Winning the Architect Audience: 4 Ideas for Brand Building

  • Categories:

    Marketing Insights, Strategy

  • Date:

    June 8, 2021

Winning the Architect Audience: 4 Ideas for Brand Building

Marketing Insights

Recently, I had the honor of speaking alongside Wray Ward Vice President and Director of Insights Leslie Gillock at the American Institute of Architects’ (AIA) Smarter Together Series. AIA is the nation’s leading organization for architectural thought leadership, and its four-day Smarter Together webinar series brought key players in the construction industry together to share multidisciplinary expertise.

Leslie and I hosted a discussion on building and remodeling brand relationships with architects. During this session, we explored strategies for constructing effective brand platforms designed to engage and resonate with architects in today’s market.

In case you missed the event, here are some insights, takeaways and opportunities your brand should consider using to build invaluable relationships with architects.

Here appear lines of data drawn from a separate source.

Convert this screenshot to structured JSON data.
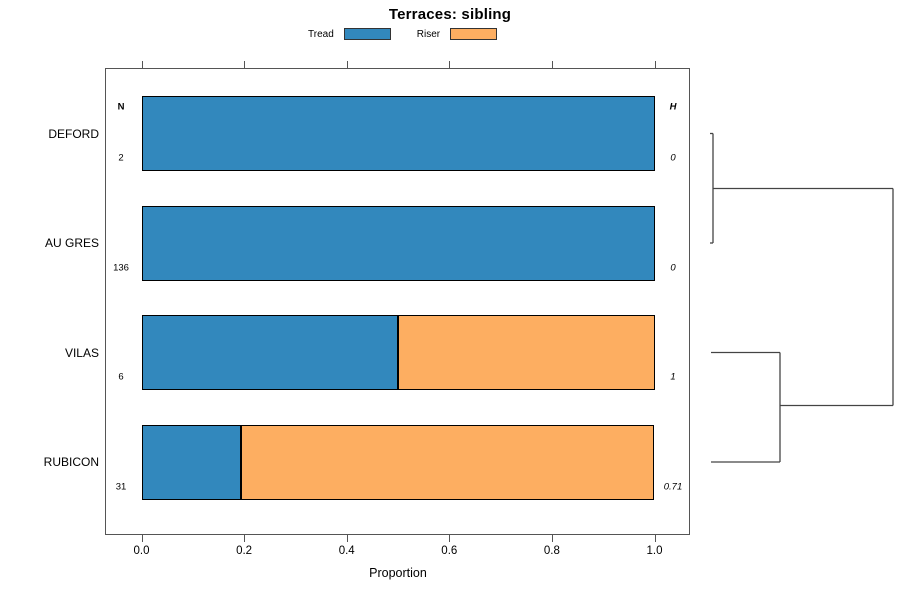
{
  "title": "Terraces: sibling",
  "xlabel": "Proportion",
  "chart_data": {
    "type": "bar",
    "stacked": true,
    "orientation": "horizontal",
    "title": "Terraces: sibling",
    "xlabel": "Proportion",
    "xlim": [
      0,
      1
    ],
    "grid": false,
    "legend_position": "top-center",
    "x_tick_labels": [
      "0.0",
      "0.2",
      "0.4",
      "0.6",
      "0.8",
      "1.0"
    ],
    "categories": [
      "DEFORD",
      "AU GRES",
      "VILAS",
      "RUBICON"
    ],
    "series": [
      {
        "name": "Tread",
        "color": "#3288BD",
        "values": [
          1.0,
          1.0,
          0.5,
          0.194
        ]
      },
      {
        "name": "Riser",
        "color": "#FDAE61",
        "values": [
          0.0,
          0.0,
          0.5,
          0.806
        ]
      }
    ],
    "columns": {
      "n": {
        "header": "N",
        "values": [
          "2",
          "136",
          "6",
          "31"
        ]
      },
      "h": {
        "header": "H",
        "values": [
          "0",
          "0",
          "1",
          "0.71"
        ]
      }
    },
    "dendrogram": {
      "description": "cluster tree, leaves at left next to plot box, root at right",
      "line_color": "#444444",
      "segments": [
        [
          710,
          133.5,
          713,
          133.5
        ],
        [
          710,
          243,
          713,
          243
        ],
        [
          713,
          133.5,
          713,
          243
        ],
        [
          713,
          188.5,
          893,
          188.5
        ],
        [
          893,
          188.5,
          893,
          405.5
        ],
        [
          711,
          352.5,
          780,
          352.5
        ],
        [
          711,
          462,
          780,
          462
        ],
        [
          780,
          352.5,
          780,
          462
        ],
        [
          780,
          405.5,
          893,
          405.5
        ]
      ]
    }
  }
}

1. Brands represent more than just a logo.

    No matter the industry, a company’s brand is more than the letter or mark that defines it on paper. A brand can be compared to a living organism that exists in the minds of an audience that perceives it. Like any living organism, it can change and evolve over time.

    “A brand is the intangible sum of a product’s attributes, its name, its price, its history, its reputation and the ways it’s advertised.”

    - David Ogilvy, Founder, Ogilvy

      People interact with brands on an emotional level, and that is why building your brand strategically is so important.

      2. Architects are not immune to brands.

        While it isn’t easy for brands to build a meaningful connection with architects, the profession is not invincible to the power of branding. In fact, architects lean on brands to assist in decision-making on the job. Because architects work in a high-risk industry and must possess broad foundational knowledge in different categories, brands serve as shortcuts to help ensure success. When architects are pressed for time (as they often are), and with their reputation on the line with every project, brands are familiar friends that reduce liability and provide comfort. On the other hand, unfamiliar products are strangers and more likely to come with risks and uncertainty.

        In our survey of 50 architects last month, 56% of architects agreed that brand is very important or extremely important when choosing a new product. In fact, no matter their response, we also asked them why they answered the way they did. Although a response was not required, 88% elaborated.

        “Typically I have some trust in an established brand, and I would be skeptical about a new brand.”

        - Survey Respondent

          Clearly, there are factors at play that can sway these pros’ perceptions of the products they consider reliable. How can you build a strong, respected and reliable brand that architects will want to choose?

          3. Successful brands begin with a strong foundation.

            Start by asking questions. Leslie suggests marketers immerse themselves in information to discover the insights that will inform their strategy. The most resilient brands are built on a strong foundation that aligns with what the brand’s target audiences are looking for. Investing in informational groundwork is vital for strategy construction and, ultimately, campaigns that not only stand out but also uniquely stand for the audience they serve.

            This kind of insight intake can take many forms. Research institutions and professional organizations such as AIA or Harvard Joint Center for Housing Studies can be great sources of information, as can stakeholder interviews, internal audits, surveys and original research. When thinking of your brand’s place in the market, remember to consider the 5C’s:

            1. Climate

            2. Category

            3. Competition

            4. Company

            5. Customers/audiences

            The next foundational step includes mapping your target audiences’ path to purchase journey. At Wray Ward, when we define architect engagement throughout the purchase journey, we consider what an architect is doing, thinking and feeling during each stage of their decision-making process. This helps to identify any information and engagement needs as well as roadblocks along different stages of the journey.

            4. When insights and strategy come together, brand magic ensues.

              Once you have used relevant research to find your brand’s footing in the market and developed audience purchase journeys to understand how customers are interacting with your product, you can use this groundwork to guide communications planning and campaign development.

              At this point, step back and assess what you have learned: You should have the insights and strategy to move forward with developing your brand’s positioning, pillars and character. Armed with rich information and insights, you’ll be well on your way to developing creative assets, identifying priorities, developing creative assets and achieving prioritized objectives.

              Remember that architects are innately innovative people — they are project visionaries who are interested in finding products that will solve problems in new ways.

              Your brand can be that inspiration. All it takes is a little groundwork.